Abstract: Proper conflict-free coloring is an intermediate notion between proper coloring of a graph and proper coloring of its square. It is a proper coloring such that for every non-isolated vertex, there exists a color appearing exactly once in its (open) neighborhood. Typical examples of graphs with large proper conflict-free chromatic number include graphs with large chromatic number and bipartite graphs isomorphic to the $1$-subdivision of graphs with large chromatic number. In this paper, we prove two rough converse statements that hold even in the list-coloring setting.
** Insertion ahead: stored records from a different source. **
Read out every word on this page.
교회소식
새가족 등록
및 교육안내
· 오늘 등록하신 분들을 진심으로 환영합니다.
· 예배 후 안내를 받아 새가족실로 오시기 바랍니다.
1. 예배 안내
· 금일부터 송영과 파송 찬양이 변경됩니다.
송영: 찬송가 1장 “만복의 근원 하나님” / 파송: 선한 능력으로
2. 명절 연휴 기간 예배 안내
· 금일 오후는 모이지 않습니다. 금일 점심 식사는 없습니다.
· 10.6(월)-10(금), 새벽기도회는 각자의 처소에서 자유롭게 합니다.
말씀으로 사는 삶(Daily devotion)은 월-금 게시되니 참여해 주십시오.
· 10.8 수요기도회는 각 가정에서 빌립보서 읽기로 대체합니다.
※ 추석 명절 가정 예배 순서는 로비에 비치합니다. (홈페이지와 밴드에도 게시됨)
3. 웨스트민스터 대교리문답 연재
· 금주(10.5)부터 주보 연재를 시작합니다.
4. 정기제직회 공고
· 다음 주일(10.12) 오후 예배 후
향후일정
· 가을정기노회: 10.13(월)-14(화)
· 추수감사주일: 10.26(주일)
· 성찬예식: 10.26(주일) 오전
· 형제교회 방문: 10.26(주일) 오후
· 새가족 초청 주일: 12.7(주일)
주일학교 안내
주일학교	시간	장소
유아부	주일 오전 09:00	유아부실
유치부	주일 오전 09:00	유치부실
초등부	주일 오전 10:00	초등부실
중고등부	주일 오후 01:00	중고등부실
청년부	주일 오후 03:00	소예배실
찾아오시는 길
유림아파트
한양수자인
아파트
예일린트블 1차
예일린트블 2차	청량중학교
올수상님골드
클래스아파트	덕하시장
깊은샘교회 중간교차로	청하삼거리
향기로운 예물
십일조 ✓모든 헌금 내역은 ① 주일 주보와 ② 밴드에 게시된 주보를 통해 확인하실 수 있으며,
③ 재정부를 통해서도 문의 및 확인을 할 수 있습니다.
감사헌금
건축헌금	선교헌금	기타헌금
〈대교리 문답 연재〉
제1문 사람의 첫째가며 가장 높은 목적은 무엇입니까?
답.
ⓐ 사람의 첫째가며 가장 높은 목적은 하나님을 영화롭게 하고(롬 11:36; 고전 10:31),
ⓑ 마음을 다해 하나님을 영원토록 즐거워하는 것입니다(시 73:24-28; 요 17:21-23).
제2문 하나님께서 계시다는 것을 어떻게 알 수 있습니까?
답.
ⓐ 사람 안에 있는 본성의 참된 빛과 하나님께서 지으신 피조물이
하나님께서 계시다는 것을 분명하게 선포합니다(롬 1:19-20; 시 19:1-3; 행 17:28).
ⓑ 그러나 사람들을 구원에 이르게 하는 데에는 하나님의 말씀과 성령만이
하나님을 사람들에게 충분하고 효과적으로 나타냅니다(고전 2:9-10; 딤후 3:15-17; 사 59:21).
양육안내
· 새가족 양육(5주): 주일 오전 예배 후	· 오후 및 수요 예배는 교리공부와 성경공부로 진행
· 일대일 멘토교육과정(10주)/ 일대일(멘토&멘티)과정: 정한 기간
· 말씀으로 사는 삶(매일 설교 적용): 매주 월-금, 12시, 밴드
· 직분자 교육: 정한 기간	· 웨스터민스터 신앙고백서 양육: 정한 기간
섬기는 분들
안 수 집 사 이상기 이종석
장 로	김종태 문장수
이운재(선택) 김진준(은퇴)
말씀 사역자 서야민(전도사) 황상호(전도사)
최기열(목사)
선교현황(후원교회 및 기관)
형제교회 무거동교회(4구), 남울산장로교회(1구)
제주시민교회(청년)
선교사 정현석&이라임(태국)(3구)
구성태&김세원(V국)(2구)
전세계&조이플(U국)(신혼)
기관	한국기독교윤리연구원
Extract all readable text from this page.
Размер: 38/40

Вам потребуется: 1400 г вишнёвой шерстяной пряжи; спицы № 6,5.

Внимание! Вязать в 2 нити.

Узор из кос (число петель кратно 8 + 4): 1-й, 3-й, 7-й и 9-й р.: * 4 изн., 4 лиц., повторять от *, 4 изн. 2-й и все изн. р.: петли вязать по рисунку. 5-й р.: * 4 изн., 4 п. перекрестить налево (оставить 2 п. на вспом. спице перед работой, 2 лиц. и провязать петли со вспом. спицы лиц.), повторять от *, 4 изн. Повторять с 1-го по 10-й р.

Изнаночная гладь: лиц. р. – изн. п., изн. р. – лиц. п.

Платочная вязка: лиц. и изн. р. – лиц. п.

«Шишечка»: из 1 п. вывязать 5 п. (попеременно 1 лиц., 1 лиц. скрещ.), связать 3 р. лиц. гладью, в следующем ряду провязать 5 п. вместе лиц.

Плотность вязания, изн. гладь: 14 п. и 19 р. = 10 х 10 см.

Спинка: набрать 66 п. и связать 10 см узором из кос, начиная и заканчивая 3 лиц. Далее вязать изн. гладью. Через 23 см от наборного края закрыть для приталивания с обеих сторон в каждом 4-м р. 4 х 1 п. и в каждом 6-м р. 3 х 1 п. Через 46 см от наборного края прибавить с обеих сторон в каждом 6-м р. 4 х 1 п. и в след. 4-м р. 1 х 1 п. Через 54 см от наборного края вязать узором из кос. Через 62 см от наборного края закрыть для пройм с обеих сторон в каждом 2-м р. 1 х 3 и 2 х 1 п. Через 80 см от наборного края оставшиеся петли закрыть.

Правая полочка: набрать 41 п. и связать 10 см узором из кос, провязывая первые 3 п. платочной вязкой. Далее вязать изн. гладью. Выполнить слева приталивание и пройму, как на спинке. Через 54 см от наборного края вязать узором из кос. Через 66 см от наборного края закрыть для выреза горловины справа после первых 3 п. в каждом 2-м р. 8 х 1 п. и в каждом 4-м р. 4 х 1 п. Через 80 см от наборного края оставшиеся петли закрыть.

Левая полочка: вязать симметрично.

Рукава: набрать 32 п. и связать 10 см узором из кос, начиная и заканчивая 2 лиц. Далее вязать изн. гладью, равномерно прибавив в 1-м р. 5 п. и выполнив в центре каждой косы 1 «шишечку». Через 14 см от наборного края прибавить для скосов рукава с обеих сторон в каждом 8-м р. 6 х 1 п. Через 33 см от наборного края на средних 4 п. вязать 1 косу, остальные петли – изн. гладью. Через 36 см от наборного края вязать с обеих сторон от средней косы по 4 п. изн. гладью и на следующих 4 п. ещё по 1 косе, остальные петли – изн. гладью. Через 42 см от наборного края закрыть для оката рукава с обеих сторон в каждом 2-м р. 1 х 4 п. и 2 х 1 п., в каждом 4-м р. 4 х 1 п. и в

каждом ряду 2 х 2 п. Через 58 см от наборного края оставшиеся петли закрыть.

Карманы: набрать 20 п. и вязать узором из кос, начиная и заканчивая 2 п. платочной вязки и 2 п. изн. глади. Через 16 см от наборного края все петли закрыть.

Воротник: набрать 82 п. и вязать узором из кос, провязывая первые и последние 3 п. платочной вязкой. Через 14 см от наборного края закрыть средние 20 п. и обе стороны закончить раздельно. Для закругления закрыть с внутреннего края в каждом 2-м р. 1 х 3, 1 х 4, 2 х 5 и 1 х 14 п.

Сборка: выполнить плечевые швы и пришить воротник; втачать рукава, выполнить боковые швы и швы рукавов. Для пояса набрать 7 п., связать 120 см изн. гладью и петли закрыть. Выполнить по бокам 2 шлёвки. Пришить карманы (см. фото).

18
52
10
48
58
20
The first is for sparse graphs: for every graph $H$, there exists an integer $c_H$ such that every graph with no subdivision of $H$ is (properly) conflict-free $c_H$-choosable. The second applies to dense graphs: every graph with large conflict-free choice number either contains a large complete graph as an odd minor or contains a bipartite induced subgraph that has large conflict-free choice number. These give two incomparable (partial) answers of a question of Caro, Petru\v{s}evski and \v{S}krekovski. We also prove quantitatively better bounds for minor-closed families, implying some known results about proper conflict-free coloring and odd coloring in the literature. Moreover, we prove that every graph with layered treewidth at most $w$ is (properly) conflict-free $(8w-1)$-choosable. This result applies to $(g,k)$-planar graphs, which are graphs whose coloring problems have attracted attention recently.